Written by Lloyd George’s great-grandson, Robert, this three-hander about the Liberal Prime Minister and his relationship with his famous successor comes with bona fide credentials. Unfortunately, that close-to-the-source authenticity doesn’t reveal itself in any deep insight or unveiled secret, other than perhaps some court sexual tittle-tattle. Winston and David is a rather conventional play giving a straightforward and unchallenging history.

The third hand in the piece is Frances “Pussy” Stevenson (Alexandra Donnachie), Lloyd George’s children’s governess, his private secretary and his mistress. It is her voice we first hear as she introduces her beloved ‘LG’ and it is her perspective on the two gents’ relationship we mainly hear. So far, so good.

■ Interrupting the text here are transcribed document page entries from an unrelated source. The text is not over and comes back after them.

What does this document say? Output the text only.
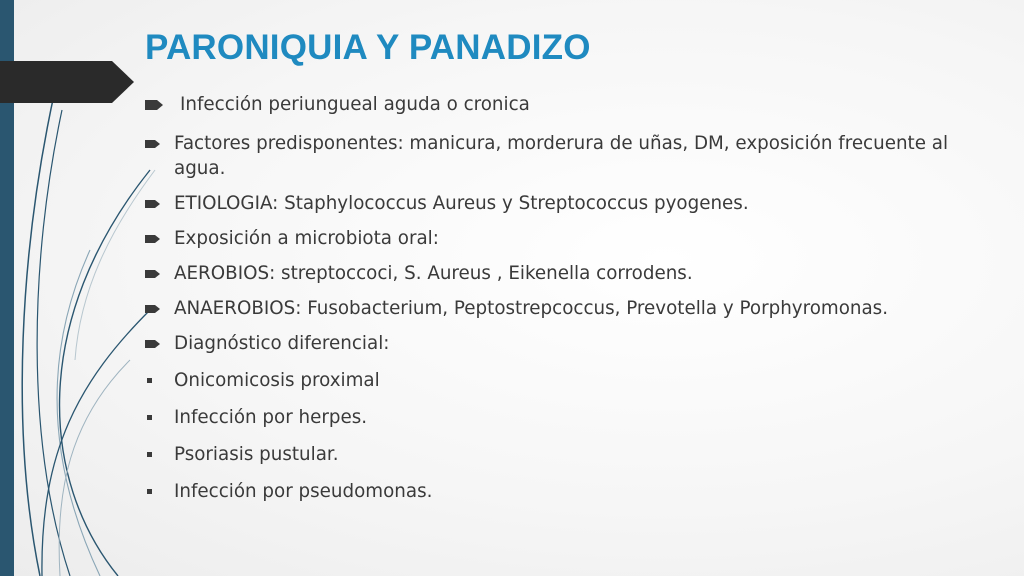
PARONIQUIA Y PANADIZO
Infección periungueal aguda o cronica
Factores predisponentes: manicura, morderura de uñas, DM, exposición frecuente al agua.
ETIOLOGIA: Staphylococcus Aureus y Streptococcus pyogenes.
Exposición a microbiota oral:
AEROBIOS: streptoccoci, S. Aureus , Eikenella corrodens.
ANAEROBIOS: Fusobacterium, Peptostrepcoccus, Prevotella y Porphyromonas.
Diagnóstico diferencial:
Onicomicosis proximal
Infección por herpes.
Psoriasis pustular.
Infección por pseudomonas.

However, we’ve reason to suspect the words put in her mouth to be a poor reflection of reality. She speaks purely adoringly of the man 25 years her elder as if arguing for his sainthood, as if there are no further questions to be asked. On LG’s death, Churchill called him the greatest Welshman since the Tudors and for Frances that would be an understatement. Perhaps her love for him was total, perhaps he was a giant among men whose allure was inescapable – no moral judgement on age-gap relationships is being cast here. But to not properly engage with the moral ambiguity of making a mistress of your late daughter’s schoolfriend, either from her perspective or others’, seems a missed dramatic opportunity. We need more convincing on the transcendency of their love.

This superficiality is evident elsewhere too. Turning point incidents are over-flagged and under-scripted. The scene where Lloyd George loses his daughter amounts to bare statements about his grief and is accompanied by a cheap-sounding keyboard. The war, Frances tells us, with was ‘a terrible time’ after which people wanted to ‘live a bit’. It lacks the rhetorical flourishes either man could have imparted.

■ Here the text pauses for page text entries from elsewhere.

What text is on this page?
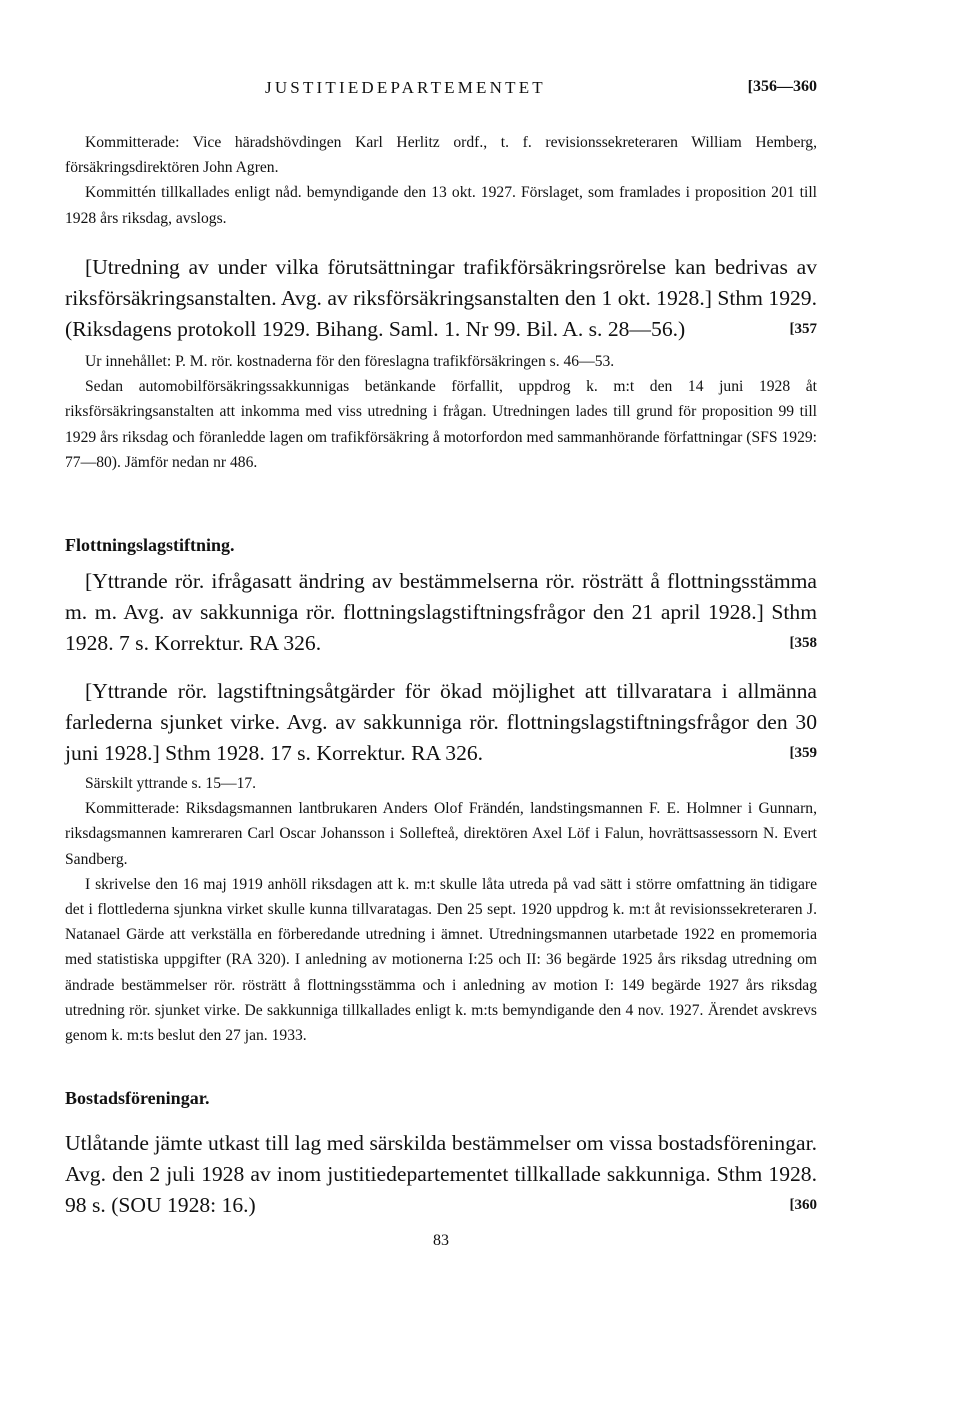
JUSTITIEDEPARTEMENTET	[356—360

Kommitterade: Vice häradshövdingen Karl Herlitz ordf., t. f. revisionssekreteraren William Hemberg, försäkringsdirektören John Agren.

Kommittén tillkallades enligt nåd. bemyndigande den 13 okt. 1927. Förslaget, som framlades i proposition 201 till 1928 års riksdag, avslogs.

[Utredning av under vilka förutsättningar trafikförsäkringsrörelse kan bedrivas av riksförsäkringsanstalten. Avg. av riksförsäkringsanstalten den 1 okt. 1928.] Sthm 1929. (Riksdagens protokoll 1929. Bihang. Saml. 1. Nr 99. Bil. A. s. 28—56.)	[357

Ur innehållet: P. M. rör. kostnaderna för den föreslagna trafikförsäkringen s. 46—53.

Sedan automobilförsäkringssakkunnigas betänkande förfallit, uppdrog k. m:t den 14 juni 1928 åt riksförsäkringsanstalten att inkomma med viss utredning i frågan. Utredningen lades till grund för proposition 99 till 1929 års riksdag och föranledde lagen om trafikförsäkring å motorfordon med sammanhörande författningar (SFS 1929: 77—80). Jämför nedan nr 486.

Flottningslagstiftning.

[Yttrande rör. ifrågasatt ändring av bestämmelserna rör. rösträtt å flottningsstämma m. m. Avg. av sakkunniga rör. flottningslagstiftningsfrågor den 21 april 1928.] Sthm 1928. 7 s. Korrektur. RA 326.	[358

[Yttrande rör. lagstiftningsåtgärder för ökad möjlighet att tillvaratага i allmänna farlederna sjunket virke. Avg. av sakkunniga rör. flottningslagstiftningsfrågor den 30 juni 1928.] Sthm 1928. 17 s. Korrektur. RA 326.	[359

Särskilt yttrande s. 15—17.

Kommitterade: Riksdagsmannen lantbrukaren Anders Olof Frändén, landstingsmannen F. E. Holmner i Gunnarn, riksdagsmannen kamreraren Carl Oscar Johansson i Sollefteå, direktören Axel Löf i Falun, hovrättsassessorn N. Evert Sandberg.

I skrivelse den 16 maj 1919 anhöll riksdagen att k. m:t skulle låta utreda på vad sätt i större omfattning än tidigare det i flottlederna sjunkna virket skulle kunna tillvaratagas. Den 25 sept. 1920 uppdrog k. m:t åt revisionssekreteraren J. Natanael Gärde att verkställa en förberedande utredning i ämnet. Utredningsmannen utarbetade 1922 en promemoria med statistiska uppgifter (RA 320). I anledning av motionerna I:25 och II: 36 begärde 1925 års riksdag utredning om ändrade bestämmelser rör. rösträtt å flottningsstämma och i anledning av motion I: 149 begärde 1927 års riksdag utredning rör. sjunket virke. De sakkunniga tillkallades enligt k. m:ts bemyndigande den 4 nov. 1927. Ärendet avskrevs genom k. m:ts beslut den 27 jan. 1933.

Bostadsföreningar.

Utlåtande jämte utkast till lag med särskilda bestämmelser om vissa bostadsföreningar. Avg. den 2 juli 1928 av inom justitiedepartementet tillkallade sakkunniga. Sthm 1928. 98 s. (SOU 1928: 16.)	[360

83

None of this is the fault of the actors before us. Neither Peter Swales as Churchill or Geraint Rhys as David Lloyd George attempt full on impersonations of their characters, nor do they need to. The two men’s dynamic carries without it. And Donnachie narrates well as Frances, doubles as Clemmie Churchill and even throws in a decent Michael Collins for good measure.

The play has been adapted from the author’s 2005 book and it shows, with too much attention paid to chronological veracity and not enough to characterisation. There is a story here, a nationally important one, about a cross-chamber friendship that bestrode the early 20th century and encompassed the most dramatic events in these islands’ history. But presented like this it does bear the hallmarks of a family vanity project.